A quick online survey of Argentinean stores reveals that even the most basic laptop models are between 30 and 40 percent more expensive than those offered in the United States.
But the gap in the most expensive products suggest there is something more to it than just a good deal commonly found abroad. We decided to check the report of El Destape, the outlet that first discovered the extraordinary case.
They were right.
With the money someone would spend to buy a MacBook Pro in Argentina, he could afford a round trip ticket to Manhattan, spend five days there, eat, pay for transportation, attend a Broadway show or some other performance — and buy the computer.
Foreign-Currency Control Follies
First, we need to understand Argentina’s difficult relationship with foreign currencies. Since 2011, Argentineans have struggled with several restrictions, most notably the government-imposed four different exchange rates for the US dollar.
Argentineans wishing to purchase dollars to acquire a good or service can only obtain the lowest exchange rate there is, the official one, through an authorization from the country’s tax agency. If the person wishes to keep the dollars and not buy anything, the government adds a 20 percent markup — this rate is called the “savings” dollar. The maximum amount of savings dollars Argentineans can buy is 20 percent of their average salary earned over the past 12 months.
When shopping abroad with their credit or debit cards, Argentineans buy “tourist dollars,” a rate 35 percent more expensive than the official one. There’s no maximum amount allowed other than one’s card limit.
Then there is the “blue” rate. It’s available only in the black market, and is worth 63 percent more than the official rate. This is what common Argentineans are able to buy if they don’t own credit or debit cards, and if the tax agency refuses to give them dollars at the government rate.
Numbers Don’t Lie
A MacBook Pro in Argentina costs AR$41,479, while in the United States you can get the same computer for US$1,499 (AR$18,557 at the tourist rate).
A round trip ticket to the United States can be bought online for AR$11,000 (US$888). At US$50 per night according to Airbnb, you can stay five days in New York City for about AR$3,000. Give or take US$100 per day on expenses (food, small purchases, transportation), you can add AR$6,500 to the bill.
Everything, including the purchase of the MacBook Pro, amounts to a grand total of AR$39,057. Upon return to Argentina, you would have AR$2,422 left if you are able to sneak past customs.
However, if customs officers catch you with a new good surpassing the US$300 limit, you will have to pay up half of the value exceeded. That would add extra US$600 to the bill (close to AR$5,490).
This is just one case among many. Another telling example are professional cameras employed by reporters to make a living. A cutting-edge Nikon D4 costs AR$135,824 in Argentina, versus US$6,000 in the United States (AR$74,280 at the tourist rate).

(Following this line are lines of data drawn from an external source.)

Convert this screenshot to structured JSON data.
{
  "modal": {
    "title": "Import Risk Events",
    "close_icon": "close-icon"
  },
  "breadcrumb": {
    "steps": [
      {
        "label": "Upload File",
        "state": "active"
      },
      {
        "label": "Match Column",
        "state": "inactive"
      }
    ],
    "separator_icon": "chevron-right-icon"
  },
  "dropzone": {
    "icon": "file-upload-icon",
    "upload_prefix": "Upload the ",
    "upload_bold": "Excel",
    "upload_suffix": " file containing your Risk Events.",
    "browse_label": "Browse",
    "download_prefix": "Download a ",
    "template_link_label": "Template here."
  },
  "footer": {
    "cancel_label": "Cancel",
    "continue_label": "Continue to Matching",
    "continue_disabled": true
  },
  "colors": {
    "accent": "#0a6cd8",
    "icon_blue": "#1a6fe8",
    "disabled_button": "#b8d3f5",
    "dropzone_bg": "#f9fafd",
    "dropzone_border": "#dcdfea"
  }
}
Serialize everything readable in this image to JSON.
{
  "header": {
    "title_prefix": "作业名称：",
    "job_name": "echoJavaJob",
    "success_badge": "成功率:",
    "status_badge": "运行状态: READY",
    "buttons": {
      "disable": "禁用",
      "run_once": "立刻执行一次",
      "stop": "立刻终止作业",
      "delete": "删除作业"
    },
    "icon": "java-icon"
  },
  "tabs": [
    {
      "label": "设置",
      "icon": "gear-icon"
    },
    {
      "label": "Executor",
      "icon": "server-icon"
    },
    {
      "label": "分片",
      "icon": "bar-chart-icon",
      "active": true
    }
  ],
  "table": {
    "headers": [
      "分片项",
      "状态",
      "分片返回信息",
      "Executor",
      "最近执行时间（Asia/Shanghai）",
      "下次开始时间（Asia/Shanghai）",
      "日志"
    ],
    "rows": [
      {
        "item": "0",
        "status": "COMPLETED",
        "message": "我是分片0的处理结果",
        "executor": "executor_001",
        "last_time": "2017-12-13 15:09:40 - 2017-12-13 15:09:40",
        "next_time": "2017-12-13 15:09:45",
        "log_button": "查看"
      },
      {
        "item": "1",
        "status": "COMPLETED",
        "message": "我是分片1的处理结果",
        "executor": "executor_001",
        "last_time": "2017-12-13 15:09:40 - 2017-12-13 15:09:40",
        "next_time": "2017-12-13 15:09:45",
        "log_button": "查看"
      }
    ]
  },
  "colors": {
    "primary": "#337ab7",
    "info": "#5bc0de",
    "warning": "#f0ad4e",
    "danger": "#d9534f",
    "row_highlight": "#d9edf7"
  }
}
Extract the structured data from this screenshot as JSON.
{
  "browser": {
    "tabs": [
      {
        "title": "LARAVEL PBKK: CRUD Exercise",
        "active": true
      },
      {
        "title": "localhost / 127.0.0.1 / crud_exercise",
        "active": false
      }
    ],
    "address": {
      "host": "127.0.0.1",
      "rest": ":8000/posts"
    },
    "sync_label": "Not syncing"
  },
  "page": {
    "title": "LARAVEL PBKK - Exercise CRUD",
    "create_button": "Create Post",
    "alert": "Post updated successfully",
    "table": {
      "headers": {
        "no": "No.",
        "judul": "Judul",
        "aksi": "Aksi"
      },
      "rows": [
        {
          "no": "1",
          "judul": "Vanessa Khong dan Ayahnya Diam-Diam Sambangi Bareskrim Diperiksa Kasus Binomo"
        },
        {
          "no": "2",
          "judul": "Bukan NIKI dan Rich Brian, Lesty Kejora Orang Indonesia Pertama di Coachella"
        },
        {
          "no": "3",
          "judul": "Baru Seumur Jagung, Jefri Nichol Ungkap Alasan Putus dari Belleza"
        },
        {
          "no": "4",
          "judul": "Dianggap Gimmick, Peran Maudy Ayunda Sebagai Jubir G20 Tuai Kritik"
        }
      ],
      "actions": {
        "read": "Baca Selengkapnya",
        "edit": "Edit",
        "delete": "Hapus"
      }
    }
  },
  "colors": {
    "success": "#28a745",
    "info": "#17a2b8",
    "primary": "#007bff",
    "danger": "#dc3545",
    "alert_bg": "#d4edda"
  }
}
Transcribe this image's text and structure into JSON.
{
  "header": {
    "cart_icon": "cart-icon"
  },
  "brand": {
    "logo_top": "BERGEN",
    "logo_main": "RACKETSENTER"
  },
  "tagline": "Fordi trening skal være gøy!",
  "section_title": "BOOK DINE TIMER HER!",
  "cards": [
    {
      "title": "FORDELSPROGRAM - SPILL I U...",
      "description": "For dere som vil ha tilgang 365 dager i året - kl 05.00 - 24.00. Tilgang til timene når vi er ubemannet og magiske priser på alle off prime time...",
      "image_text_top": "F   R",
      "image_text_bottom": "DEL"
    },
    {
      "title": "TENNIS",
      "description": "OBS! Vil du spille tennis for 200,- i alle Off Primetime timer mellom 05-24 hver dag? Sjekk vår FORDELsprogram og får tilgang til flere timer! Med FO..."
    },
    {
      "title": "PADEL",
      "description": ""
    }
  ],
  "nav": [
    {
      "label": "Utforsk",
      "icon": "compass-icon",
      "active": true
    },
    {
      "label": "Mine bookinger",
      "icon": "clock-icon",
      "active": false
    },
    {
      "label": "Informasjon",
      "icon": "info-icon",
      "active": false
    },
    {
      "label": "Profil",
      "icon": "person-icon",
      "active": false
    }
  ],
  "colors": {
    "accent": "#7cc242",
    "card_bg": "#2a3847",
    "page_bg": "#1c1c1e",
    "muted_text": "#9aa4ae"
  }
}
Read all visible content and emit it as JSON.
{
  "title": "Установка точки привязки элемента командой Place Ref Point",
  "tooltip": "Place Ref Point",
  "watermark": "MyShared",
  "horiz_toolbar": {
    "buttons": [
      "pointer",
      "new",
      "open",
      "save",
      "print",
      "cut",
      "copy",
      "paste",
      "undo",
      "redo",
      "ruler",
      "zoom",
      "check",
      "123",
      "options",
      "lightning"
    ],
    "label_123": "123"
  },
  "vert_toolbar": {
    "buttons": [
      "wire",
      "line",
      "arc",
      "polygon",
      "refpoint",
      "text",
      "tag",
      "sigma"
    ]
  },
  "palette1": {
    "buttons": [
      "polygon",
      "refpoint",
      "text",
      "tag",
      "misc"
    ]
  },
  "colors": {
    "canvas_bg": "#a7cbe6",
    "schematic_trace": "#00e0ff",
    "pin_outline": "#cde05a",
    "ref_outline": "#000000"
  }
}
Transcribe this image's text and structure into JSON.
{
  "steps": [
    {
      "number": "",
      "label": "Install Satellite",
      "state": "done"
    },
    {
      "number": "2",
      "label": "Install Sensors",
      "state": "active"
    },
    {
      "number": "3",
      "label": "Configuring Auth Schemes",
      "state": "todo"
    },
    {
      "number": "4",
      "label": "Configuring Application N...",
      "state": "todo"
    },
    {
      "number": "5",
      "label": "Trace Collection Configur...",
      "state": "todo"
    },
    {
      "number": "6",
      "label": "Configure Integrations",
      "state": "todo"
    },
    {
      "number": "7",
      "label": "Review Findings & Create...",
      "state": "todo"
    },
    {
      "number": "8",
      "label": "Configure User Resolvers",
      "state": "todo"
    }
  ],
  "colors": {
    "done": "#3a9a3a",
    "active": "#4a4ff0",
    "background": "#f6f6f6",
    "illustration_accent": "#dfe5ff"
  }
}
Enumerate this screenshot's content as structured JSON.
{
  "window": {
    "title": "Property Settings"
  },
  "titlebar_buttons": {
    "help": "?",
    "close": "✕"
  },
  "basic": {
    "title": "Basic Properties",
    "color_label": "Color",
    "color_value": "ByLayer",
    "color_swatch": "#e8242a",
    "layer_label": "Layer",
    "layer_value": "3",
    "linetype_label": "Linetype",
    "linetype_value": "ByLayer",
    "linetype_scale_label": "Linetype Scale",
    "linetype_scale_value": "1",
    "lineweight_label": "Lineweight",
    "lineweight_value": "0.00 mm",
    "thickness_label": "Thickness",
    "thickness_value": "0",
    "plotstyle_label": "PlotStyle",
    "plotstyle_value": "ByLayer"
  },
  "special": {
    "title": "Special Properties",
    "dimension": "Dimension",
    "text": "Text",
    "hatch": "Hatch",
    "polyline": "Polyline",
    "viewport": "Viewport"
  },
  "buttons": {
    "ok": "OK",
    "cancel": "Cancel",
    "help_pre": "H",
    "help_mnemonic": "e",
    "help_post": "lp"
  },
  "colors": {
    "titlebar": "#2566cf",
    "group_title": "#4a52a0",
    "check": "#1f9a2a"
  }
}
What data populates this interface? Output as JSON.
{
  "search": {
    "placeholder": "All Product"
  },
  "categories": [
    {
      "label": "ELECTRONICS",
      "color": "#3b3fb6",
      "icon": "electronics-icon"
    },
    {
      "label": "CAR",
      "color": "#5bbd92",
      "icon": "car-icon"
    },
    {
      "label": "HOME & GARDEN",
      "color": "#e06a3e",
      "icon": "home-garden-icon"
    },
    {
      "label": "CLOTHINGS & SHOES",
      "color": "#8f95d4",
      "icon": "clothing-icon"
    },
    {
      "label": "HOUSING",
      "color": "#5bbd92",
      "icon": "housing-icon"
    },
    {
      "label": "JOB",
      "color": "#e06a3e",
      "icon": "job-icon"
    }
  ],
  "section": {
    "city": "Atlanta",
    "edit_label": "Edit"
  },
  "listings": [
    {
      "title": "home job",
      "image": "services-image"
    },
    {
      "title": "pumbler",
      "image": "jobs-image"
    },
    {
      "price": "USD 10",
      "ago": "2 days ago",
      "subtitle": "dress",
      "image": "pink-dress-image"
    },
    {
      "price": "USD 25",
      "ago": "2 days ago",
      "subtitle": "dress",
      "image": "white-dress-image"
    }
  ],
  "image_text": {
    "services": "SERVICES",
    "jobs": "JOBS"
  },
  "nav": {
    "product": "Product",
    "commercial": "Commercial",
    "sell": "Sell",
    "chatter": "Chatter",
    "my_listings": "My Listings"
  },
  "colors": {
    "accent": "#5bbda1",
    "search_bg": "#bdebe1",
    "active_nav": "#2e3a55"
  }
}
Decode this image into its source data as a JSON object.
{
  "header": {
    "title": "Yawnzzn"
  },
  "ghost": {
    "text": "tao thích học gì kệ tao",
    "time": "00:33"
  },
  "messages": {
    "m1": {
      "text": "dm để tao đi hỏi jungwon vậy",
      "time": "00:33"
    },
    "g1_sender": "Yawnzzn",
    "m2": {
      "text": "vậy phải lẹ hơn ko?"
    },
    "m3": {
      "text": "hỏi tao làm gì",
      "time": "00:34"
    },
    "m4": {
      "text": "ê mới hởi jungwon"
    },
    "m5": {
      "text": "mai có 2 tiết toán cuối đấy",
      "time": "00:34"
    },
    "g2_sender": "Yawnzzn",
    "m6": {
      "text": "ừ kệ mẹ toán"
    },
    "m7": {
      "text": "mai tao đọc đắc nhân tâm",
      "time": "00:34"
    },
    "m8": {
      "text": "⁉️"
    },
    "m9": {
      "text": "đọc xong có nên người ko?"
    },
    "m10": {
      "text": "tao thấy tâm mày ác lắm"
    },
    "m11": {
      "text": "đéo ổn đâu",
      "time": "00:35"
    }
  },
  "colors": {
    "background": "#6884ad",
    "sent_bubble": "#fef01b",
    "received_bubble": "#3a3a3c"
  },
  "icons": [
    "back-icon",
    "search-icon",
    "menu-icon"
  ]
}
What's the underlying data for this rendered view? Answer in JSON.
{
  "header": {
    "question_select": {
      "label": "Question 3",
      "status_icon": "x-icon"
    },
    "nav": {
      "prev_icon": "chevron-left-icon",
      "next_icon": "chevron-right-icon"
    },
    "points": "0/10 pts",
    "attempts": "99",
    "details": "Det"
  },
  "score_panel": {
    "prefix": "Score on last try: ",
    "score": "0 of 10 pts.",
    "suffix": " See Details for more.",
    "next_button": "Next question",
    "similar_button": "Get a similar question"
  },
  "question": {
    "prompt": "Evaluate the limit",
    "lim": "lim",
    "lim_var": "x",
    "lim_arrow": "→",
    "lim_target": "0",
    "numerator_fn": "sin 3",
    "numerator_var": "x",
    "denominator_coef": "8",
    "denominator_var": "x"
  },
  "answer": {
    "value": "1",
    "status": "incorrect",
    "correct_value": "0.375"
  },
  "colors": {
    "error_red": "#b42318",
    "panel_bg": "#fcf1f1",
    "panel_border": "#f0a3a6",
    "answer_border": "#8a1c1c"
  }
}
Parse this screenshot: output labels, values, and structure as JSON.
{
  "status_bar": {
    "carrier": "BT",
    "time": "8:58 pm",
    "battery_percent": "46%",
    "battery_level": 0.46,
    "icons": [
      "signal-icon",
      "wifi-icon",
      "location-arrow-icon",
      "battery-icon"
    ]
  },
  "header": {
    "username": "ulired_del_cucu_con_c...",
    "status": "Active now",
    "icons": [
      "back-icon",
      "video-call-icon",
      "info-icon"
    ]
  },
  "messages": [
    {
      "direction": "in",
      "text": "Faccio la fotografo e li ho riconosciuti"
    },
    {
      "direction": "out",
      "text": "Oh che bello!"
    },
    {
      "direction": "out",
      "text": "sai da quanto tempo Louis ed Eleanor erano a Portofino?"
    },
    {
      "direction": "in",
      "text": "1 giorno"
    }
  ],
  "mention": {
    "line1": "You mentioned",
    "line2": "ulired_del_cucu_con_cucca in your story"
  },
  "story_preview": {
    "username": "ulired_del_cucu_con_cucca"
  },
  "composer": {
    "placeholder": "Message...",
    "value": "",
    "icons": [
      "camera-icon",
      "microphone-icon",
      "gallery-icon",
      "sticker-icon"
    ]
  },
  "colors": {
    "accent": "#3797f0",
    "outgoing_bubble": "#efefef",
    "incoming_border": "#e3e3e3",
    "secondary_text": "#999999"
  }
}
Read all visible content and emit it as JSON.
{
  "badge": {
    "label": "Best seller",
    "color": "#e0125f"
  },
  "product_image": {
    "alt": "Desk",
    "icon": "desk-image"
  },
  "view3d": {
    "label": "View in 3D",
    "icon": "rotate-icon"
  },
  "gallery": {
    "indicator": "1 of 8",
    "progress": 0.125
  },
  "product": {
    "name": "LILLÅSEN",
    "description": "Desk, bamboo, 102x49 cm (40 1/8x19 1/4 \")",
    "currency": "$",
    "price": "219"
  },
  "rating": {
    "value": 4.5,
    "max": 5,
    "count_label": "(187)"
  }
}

In this case, there’s an extra expense of AR$61.544 (US$6,701). This is enough money to travel to Manhattan, cover basic transportation and food expenses, and stay at one of the most exclusive hotels, the New York Plaza Hotel, for US$650 a night. Again, you would have more than enough money to return to Argentina.
Technology consultant Enrique Carrier explained this gap in consumer prices to the Argentinean newspaper El Clarín: “Several factors drive up these products within the country. The 2009 law increased many of the taxes applied to them, and the value added taxes (IVA) that consumers pay when buying these products is also higher than in many other countries. Since many brands do not bring their goods into Argentina, demand has declined. And the consequence is technological lethargy, because many people can only have access to less advanced technologies.”
The consequence of government controls is less technology and a non-competitive domestic industry. It makes us seem we’re living in a technological Stone Age — and what’s worst, those who suffer the most are poor Argentineans, who cannot afford the luxuries of traveling abroad.